Kingston worries that she will never get the opportunity to unleash her inner warrior. Her fear here, however, does not seem to be for her own sense of pride but out of concern that her parents will find her unworthy if she does not prove heroic. On one level, she interprets the stories of Fa Mu Lan that her mother tells her as threats to show how she is lacking as a woman.
Quote #8
I refused to cook. When I had to wash dishes, I would crack one or two. "Bad girl," my mother yelled, and sometimes that made me gloat rather than cry. Isn't a bad girl almost a boy?
"What do you want to be when you grow up, little girl?"
"A lumberjack in Oregon" (2.163-165).
Kingston demonstrates that a part of her self-identity was in reaction to her mother's and society's expectations of her.
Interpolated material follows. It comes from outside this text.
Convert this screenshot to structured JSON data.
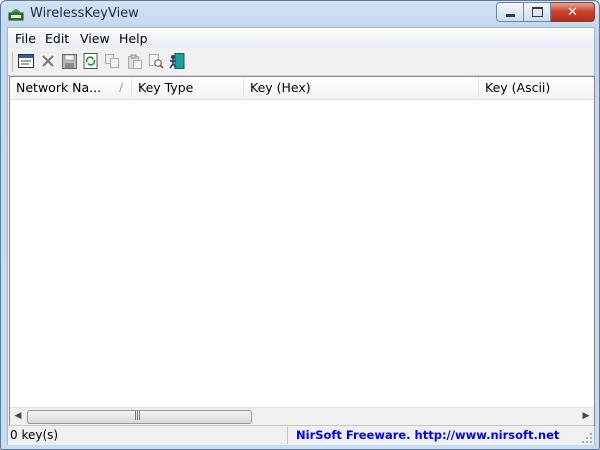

But what does it mean to have an identity dependent on others' ideas?
Quote #9
It seemed to hurt her to tell me [that Chinese people often say the opposite] – another guilt for my list to tell my mother, I thought. And suddenly I got very confused and lonely because I was at that moment telling her my list, and in the telling, it grew. No higher listener. No listener but myself (5.179).
Kingston wishes to share herself with her mother, but realizes that she has so many complex thoughts that there is no other person who could know all her stories other than herself. She worries that stories can only do but so much to connect people.